Metaphor Minds: sculptures and drawings that re-contextualize objects, animals, and the figure now showing at the Julian Scott Memorial Gallery of Johnson State College (May 20 – June 20, 2008) features the artwork of six contemporary artists using recognizable imagery. Their work goes beyond words to a visual realm of connotations. Birds, snakes, and rivers; airplanes, pots, and kettles; dysfunctional furniture and thriving wildlife — all are used by these artists to introduce the intangible realm of feeling, thought, and perception. This world uses what according to Joseph Campbell has the ability to go “beyond … the concept of reality [to] that which transcends all thought” and gives individuals a direct line “to connect with that mystery which [they] are” (POWER OF MYTH ,1988); this is the realm of metaphor.

The six artists featured in this exhibition were selected for their ability to express the “mystery of their inner Self” through their work — not analytically — but through internal, pre-conscious, image-oriented forms. Their way of thinking uses elements of the visual world to activate new meanings.

Sachiko Akiyama lives and works in the Boston area. Her self portraits, carvings of birds and collages are part of several private collections and permanent ones including the DeCordova Museum.

Angelo Arnold currently lives in Johnson VT, has received awards for teaching, professional development, and is the sculpture coordinator at the Vermont Studio Center. His work with upholstery and form de-constructs and re-constructs furniture to create unique sculptural compositions.

Gowri Savoor, originally from England and the recipient of professional development British Arts Council Awards, also works at the Vermont Studio Center. Her ink drawings combine feather covered body-fragments, personal poses and ornithology to create a world of flight, growth, birth and re-birth.

Denis Versweyveld of Vergennes, VT is the recipient of three Vermont Arts Council awards. He unites surface texture with light and color to alter our perception of that which is recognizable. Through his re-contextualization of early 20th Century era kettles and pans, he creates metaphors for a spiritual life — as his artist statement reveals.

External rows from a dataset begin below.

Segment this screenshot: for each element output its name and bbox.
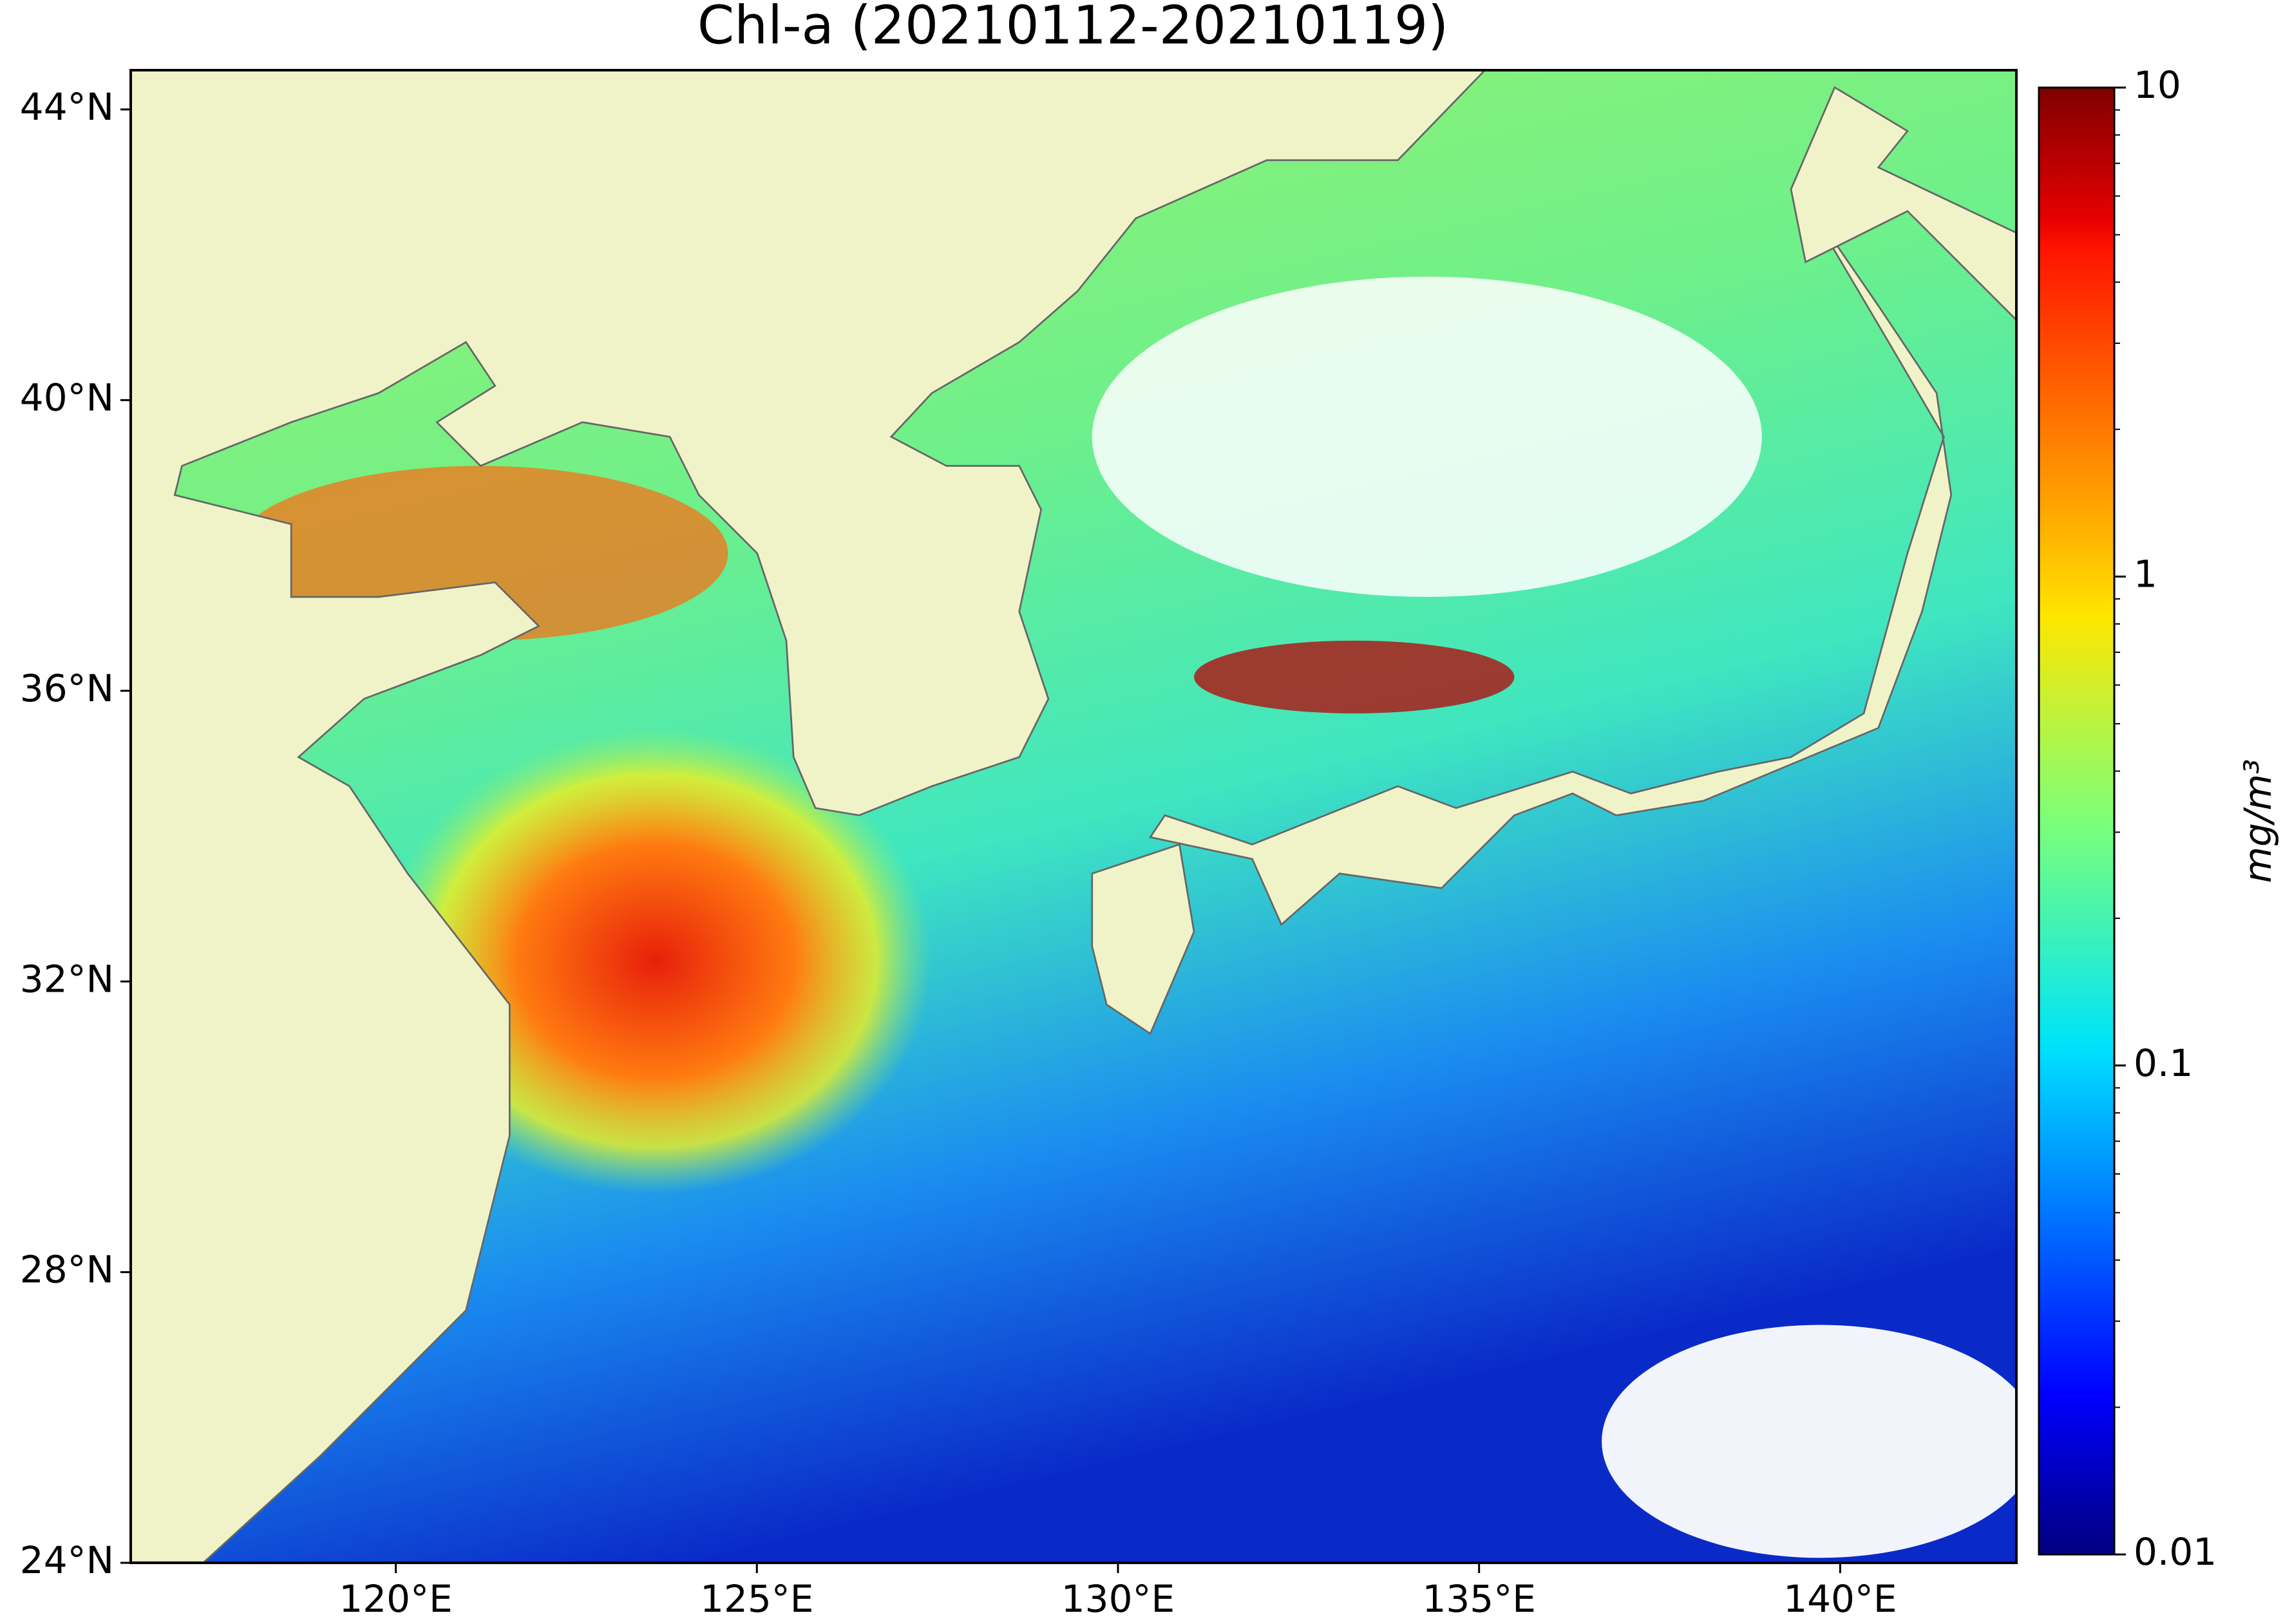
land <box>1148 189 1953 926</box>
land <box>1091 843 1195 1035</box>
colorbar-tick-label: 10 <box>2134 63 2181 107</box>
y-tick-label: 24°N <box>20 1538 114 1582</box>
axes-frame <box>129 69 2018 1564</box>
x-tick-label: 135°E <box>1422 1577 1535 1621</box>
x-tick-label: 120°E <box>339 1577 452 1621</box>
plume <box>378 728 933 1194</box>
colorbar-label: mg/m³ <box>2236 759 2280 883</box>
y-tick-label: 40°N <box>20 375 114 419</box>
bloom <box>1194 640 1515 713</box>
cloud <box>1092 276 1762 598</box>
colorbar-tick-label: 1 <box>2134 552 2157 596</box>
colorbar <box>2038 86 2116 1556</box>
map-area <box>131 70 2016 1563</box>
land <box>131 70 1486 1563</box>
x-tick-label: 125°E <box>700 1577 813 1621</box>
land <box>1790 86 2016 321</box>
colorbar-tick-label: 0.1 <box>2134 1041 2193 1085</box>
y-tick-label: 28°N <box>20 1248 114 1292</box>
y-tick-label: 36°N <box>20 666 114 710</box>
colorbar-tick-label: 0.01 <box>2134 1530 2217 1574</box>
x-tick-label: 140°E <box>1783 1577 1897 1621</box>
y-tick-label: 44°N <box>20 85 114 129</box>
cloud <box>1602 1325 2016 1558</box>
x-tick-label: 130°E <box>1061 1577 1175 1621</box>
map-title: Chl-a (20210112-20210119) <box>697 0 1448 56</box>
y-tick-label: 32°N <box>20 957 114 1001</box>
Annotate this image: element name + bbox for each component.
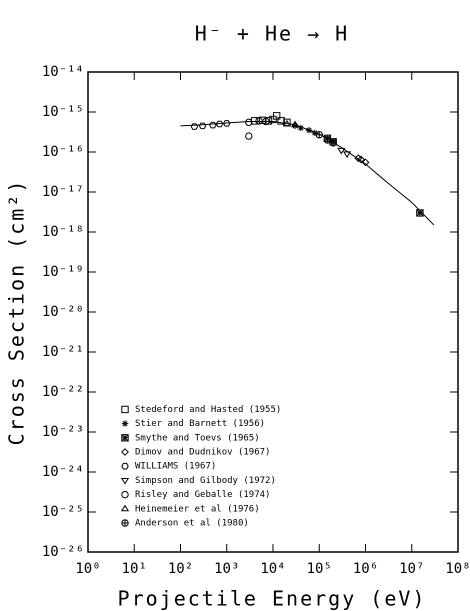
x-tick-label: 10⁶ [353,561,378,577]
data-point [357,155,365,164]
y-tick-label: 10⁻¹⁴ [42,64,84,80]
data-point [416,209,424,217]
data-point [190,123,199,130]
data-point [305,127,313,134]
data-point [262,117,270,126]
data-point [259,116,267,125]
data-point [222,120,231,127]
data-point [282,119,292,127]
data-point [215,120,224,128]
y-tick-label: 10⁻¹⁵ [42,104,84,120]
y-tick-label: 10⁻²⁴ [42,464,84,480]
data-point [311,129,318,137]
data-point [269,115,277,124]
y-tick-label: 10⁻²⁵ [42,504,84,520]
x-tick-label: 10⁵ [307,561,332,577]
legend-label: Anderson et al (1980) [135,519,249,529]
data-point [245,132,253,140]
data-point [272,112,281,120]
legend-label: WILLIAMS (1967) [135,462,216,472]
legend-marker [121,490,129,499]
x-tick-label: 10⁰ [75,561,100,577]
data-point [245,118,253,127]
fit-curve [180,120,435,226]
data-point [329,139,337,147]
legend-marker [121,434,129,442]
data-point [361,158,370,167]
legend-marker [120,477,130,485]
legend-marker [121,519,129,527]
legend-label: Stier and Barnett (1956) [135,419,265,429]
x-tick-label: 10¹ [122,561,147,577]
chart-title: H⁻ + He → H [195,22,349,46]
legend-label: Dimov and Dudnikov (1967) [135,448,270,458]
x-tick-label: 10² [168,561,193,577]
y-axis-label: Cross Section (cm²) [5,179,29,446]
y-tick-label: 10⁻²¹ [42,344,84,360]
y-tick-label: 10⁻¹⁸ [42,224,84,240]
data-point [323,136,332,144]
legend-label: Heinemeier et al (1976) [135,504,260,514]
legend-label: Smythe and Toevs (1965) [135,433,260,443]
y-tick-label: 10⁻²² [42,384,84,400]
x-tick-label: 10⁴ [260,561,285,577]
y-tick-label: 10⁻¹⁶ [42,144,84,160]
legend-marker [120,504,130,512]
legend-marker [121,405,129,414]
data-point [342,151,352,158]
y-tick-label: 10⁻¹⁷ [42,184,84,200]
y-tick-label: 10⁻¹⁹ [42,264,84,280]
data-point [209,121,217,129]
legend-label: Simpson and Gilbody (1972) [135,476,276,486]
legend-label: Stedeford and Hasted (1955) [135,405,281,415]
data-point [315,131,323,139]
data-point [291,122,299,130]
x-tick-label: 10⁷ [399,561,424,577]
data-point [337,147,346,155]
x-axis-label: Projectile Energy (eV) [118,587,427,611]
legend-marker [121,448,129,456]
data-point [198,122,207,130]
legend-label: Risley and Geballe (1974) [135,490,270,500]
y-tick-label: 10⁻²⁰ [42,304,84,320]
data-point [297,124,305,132]
legend-marker [121,420,129,427]
y-tick-label: 10⁻²⁶ [42,544,84,560]
x-tick-label: 10⁸ [445,561,470,577]
x-tick-label: 10³ [214,561,239,577]
y-tick-label: 10⁻²³ [42,424,84,440]
legend-marker [121,462,129,470]
data-point [290,120,300,128]
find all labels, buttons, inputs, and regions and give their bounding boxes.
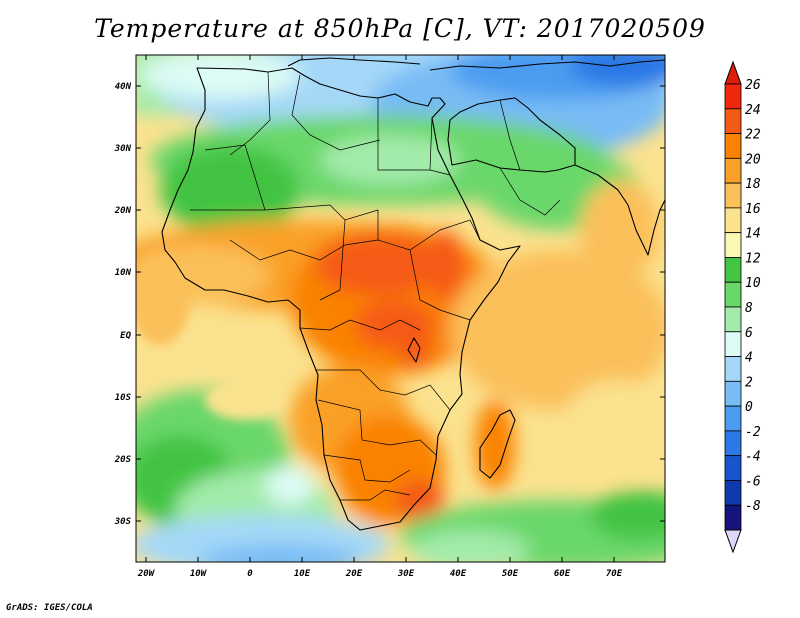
colorbar-swatch (724, 504, 742, 531)
colorbar-label: 20 (745, 152, 761, 167)
colorbar-label: 16 (745, 202, 761, 217)
colorbar-bottom-triangle (724, 529, 742, 554)
lat-label: 30S (114, 517, 132, 527)
lon-label: 10W (190, 569, 208, 579)
colorbar-swatch (724, 405, 742, 432)
colorbar-label: 24 (745, 103, 761, 118)
colorbar-label: 0 (745, 400, 753, 415)
colorbar-swatch (724, 257, 742, 283)
colorbar-label: 14 (745, 227, 761, 242)
lon-label: 30E (397, 569, 415, 579)
chart-title: Temperature at 850hPa [C], VT: 201702050… (94, 14, 706, 43)
map-frame (135, 54, 666, 563)
colorbar-label: 18 (745, 177, 761, 192)
colorbar-swatch (724, 232, 742, 258)
colorbar-label: -2 (745, 425, 761, 440)
colorbar-label: 2 (745, 375, 753, 390)
lon-label: 10E (294, 569, 311, 579)
colorbar-swatch (724, 157, 742, 184)
colorbar-swatch (724, 133, 742, 159)
lon-label: 60E (554, 569, 571, 579)
colorbar-swatch (724, 380, 742, 407)
coastline (161, 57, 665, 531)
colorbar-swatch (724, 182, 742, 209)
colorbar-top-triangle (724, 60, 742, 85)
colorbar-swatch (724, 331, 742, 357)
colorbar-label: -6 (745, 474, 761, 489)
latitude-labels: 40N 30N 20N 10N EQ 10S 20S 30S (114, 82, 665, 527)
colorbar-swatch (724, 281, 742, 308)
colorbar-label: -8 (745, 499, 761, 514)
colorbar-label: 8 (745, 301, 753, 316)
lat-label: 20S (114, 455, 132, 465)
lon-label: 0 (247, 569, 253, 579)
colorbar-swatch (724, 207, 742, 234)
lat-label: 40N (115, 82, 132, 92)
colorbar-swatch (724, 430, 742, 457)
lon-label: 50E (502, 569, 519, 579)
credit-text: GrADS: IGES/COLA (6, 603, 93, 613)
colorbar-label: 4 (745, 351, 753, 366)
lon-label: 20W (137, 569, 156, 579)
colorbar-label: 6 (745, 326, 753, 341)
lon-label: 40E (450, 569, 467, 579)
colorbar-label: -4 (745, 450, 761, 465)
colorbar-swatch (724, 108, 742, 134)
country-borders (190, 71, 561, 501)
colorbar-swatch (724, 480, 742, 506)
colorbar-label: 26 (745, 78, 761, 93)
colorbar-label: 12 (745, 251, 761, 266)
colorbar-label: 10 (745, 276, 761, 291)
colorbar-label: 22 (745, 128, 761, 143)
lat-label: 30N (114, 144, 132, 154)
colorbar-swatch (724, 306, 742, 333)
lat-label: EQ (120, 331, 131, 341)
colorbar-swatch (724, 356, 742, 382)
colorbar-swatch (724, 455, 742, 481)
lat-label: 10S (115, 393, 132, 403)
lon-label: 70E (606, 569, 623, 579)
lon-label: 20E (345, 569, 363, 579)
lat-label: 10N (115, 268, 132, 278)
longitude-labels: 20W 10W 0 10E 20E 30E 40E 50E 60E 70E (137, 55, 623, 579)
lat-label: 20N (114, 206, 132, 216)
colorbar-swatch (724, 83, 742, 110)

New York City artist, Gerard Haggerty, teaches at Brooklyn College, City University of New York (CUNY), is a former instructor at Chautauqua and the recipient of National Endowment for the Arts Awards. His works on paper playfully invite the enthusiasm of boyhood joy over flying toy airplanes while conjuring a female presence: seductive, seemingly omniscient, ominous, and powerful.

Ed Smith, also of New York, is a Guggenheim Fellow, National Endowment for the Arts recipient, lecturer, and artist. His small works in bronze use feet, knees, and ankles to conger “journey” while snakes reference ancient Greek Friezes and a mythological world of fear, mystery, and the Unknown.

Based on the artists’ abstractions, re-contextualization and juxtaposition, viewers are invited to their own interpretations. Perhaps they reveal universal truths, feelings and comprehensions. How do symbols unfold a psychological narrative or internal landscape? How do these metaphors develop a greater understanding of our passions, emotions, and interpretations?

Leila Bandar, Julian Scott Memorial Gallery Director says of the exhibit: “I hope the work may inspire excavation of our personal symbols, mascots, objects, and combinations thereof.”

A reception for this exhibit will be held in the Gallery on May 30, from 4-5 p.m. All are welcome to attend.